[LAU] Mono tracks to mono or stereo bus ? And sampling rate

Will Godfrey willgodfrey at musically.me.uk
Mon Nov 23 16:58:35 UTC 2015

On Mon, 23 Nov 2015 11:45:48 -0500
"jonetsu at teksavvy.com" <jonetsu at teksavvy.com> wrote:

> On Mon, 23 Nov 2015 17:07:22 +0100
> Ralf Mardorf <ralf.mardorf at alice-dsl.net> wrote:
> > Regarding the sample rate consider to use 48 kHz usually there's no
> > advantage to use a higher sampling rate and most of the times a lower
> > sample rate does cause audible loss.
> > 
> > "The Audio Engineering Society recommends 48 kHz sampling rate for
> > most applications"
> > 
> > "Most professional audio gear uses 48 kHz sampling, including mixing
> > consoles, and digital recording devices."
> > 
> > https://en.wikipedia.org/wiki/Sampling_%28signal_processing%29
> That can be a much valid point.  Everything boils down to what can be
> distributed easily anyways.  Is there a significant difference when
> sampling at 192,000 (jack max on this machine) and then having a final
> mastering for CD purposes ?  Well, there will be more points to work
> with, this is certain.  Does it make a difference ?  Will more
> complexities of the guitar playing end up being actually felt, tidbits
> that audiophiles can argue about for hours ?  Will it bring a somewhat
> sense of a richer sound to the listener ?  Not sure that it is entirely
> mathematics.  The notion of psychoacoustics was used in developing the
> MP3 format as inherently there's more than math to music.  Will this
> have an influence on the projects I make - most probably not, although
> it is an interesting topic.
> https://en.wikipedia.org/wiki/Psychoacoustics

I believe the general advice is for small projects with little going on inside
the box 48k is ideal.

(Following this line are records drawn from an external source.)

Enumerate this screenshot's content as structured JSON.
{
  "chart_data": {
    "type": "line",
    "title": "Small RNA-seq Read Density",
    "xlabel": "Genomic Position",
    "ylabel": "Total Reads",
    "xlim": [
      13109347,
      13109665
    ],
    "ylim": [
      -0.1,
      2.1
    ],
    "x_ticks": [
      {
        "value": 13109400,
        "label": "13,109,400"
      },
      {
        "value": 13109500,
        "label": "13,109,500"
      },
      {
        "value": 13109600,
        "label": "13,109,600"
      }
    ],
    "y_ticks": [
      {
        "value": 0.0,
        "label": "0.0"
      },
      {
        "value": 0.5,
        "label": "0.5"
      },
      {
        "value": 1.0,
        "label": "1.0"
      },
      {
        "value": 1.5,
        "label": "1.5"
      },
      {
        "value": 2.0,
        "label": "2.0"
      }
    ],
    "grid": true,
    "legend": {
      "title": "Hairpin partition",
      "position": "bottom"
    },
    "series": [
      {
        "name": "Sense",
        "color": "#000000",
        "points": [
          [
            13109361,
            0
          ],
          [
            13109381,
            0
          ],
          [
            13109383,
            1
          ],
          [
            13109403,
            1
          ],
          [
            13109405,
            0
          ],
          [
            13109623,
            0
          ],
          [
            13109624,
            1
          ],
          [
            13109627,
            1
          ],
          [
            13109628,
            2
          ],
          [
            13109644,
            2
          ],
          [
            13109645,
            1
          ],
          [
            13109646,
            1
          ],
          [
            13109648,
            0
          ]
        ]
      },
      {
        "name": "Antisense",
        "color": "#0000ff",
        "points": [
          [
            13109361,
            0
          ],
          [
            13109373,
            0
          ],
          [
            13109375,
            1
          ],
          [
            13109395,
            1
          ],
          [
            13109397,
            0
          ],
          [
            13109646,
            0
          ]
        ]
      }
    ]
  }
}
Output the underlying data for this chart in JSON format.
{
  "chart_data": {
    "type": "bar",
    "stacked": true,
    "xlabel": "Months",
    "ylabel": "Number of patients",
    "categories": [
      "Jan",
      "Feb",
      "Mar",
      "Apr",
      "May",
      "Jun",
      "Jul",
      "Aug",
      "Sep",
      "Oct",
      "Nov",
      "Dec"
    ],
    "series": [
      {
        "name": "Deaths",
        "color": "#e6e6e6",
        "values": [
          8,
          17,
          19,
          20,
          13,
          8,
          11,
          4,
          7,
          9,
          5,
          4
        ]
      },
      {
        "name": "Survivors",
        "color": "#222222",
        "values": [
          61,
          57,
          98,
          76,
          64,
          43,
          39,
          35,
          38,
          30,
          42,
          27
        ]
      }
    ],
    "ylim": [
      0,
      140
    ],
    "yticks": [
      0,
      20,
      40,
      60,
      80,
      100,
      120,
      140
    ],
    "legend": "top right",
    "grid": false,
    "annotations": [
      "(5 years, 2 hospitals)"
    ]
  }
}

If you intend to do a lot of editing, processing and
general effing about go for 96k and down sample the final master.

Don't bother with 192k at all unless your room is on the North wall of the
building and needs extra heating.

Will J Godfrey
Say you have a poem and I have a tune.
Exchange them and we can both have a poem, a tune, and a song.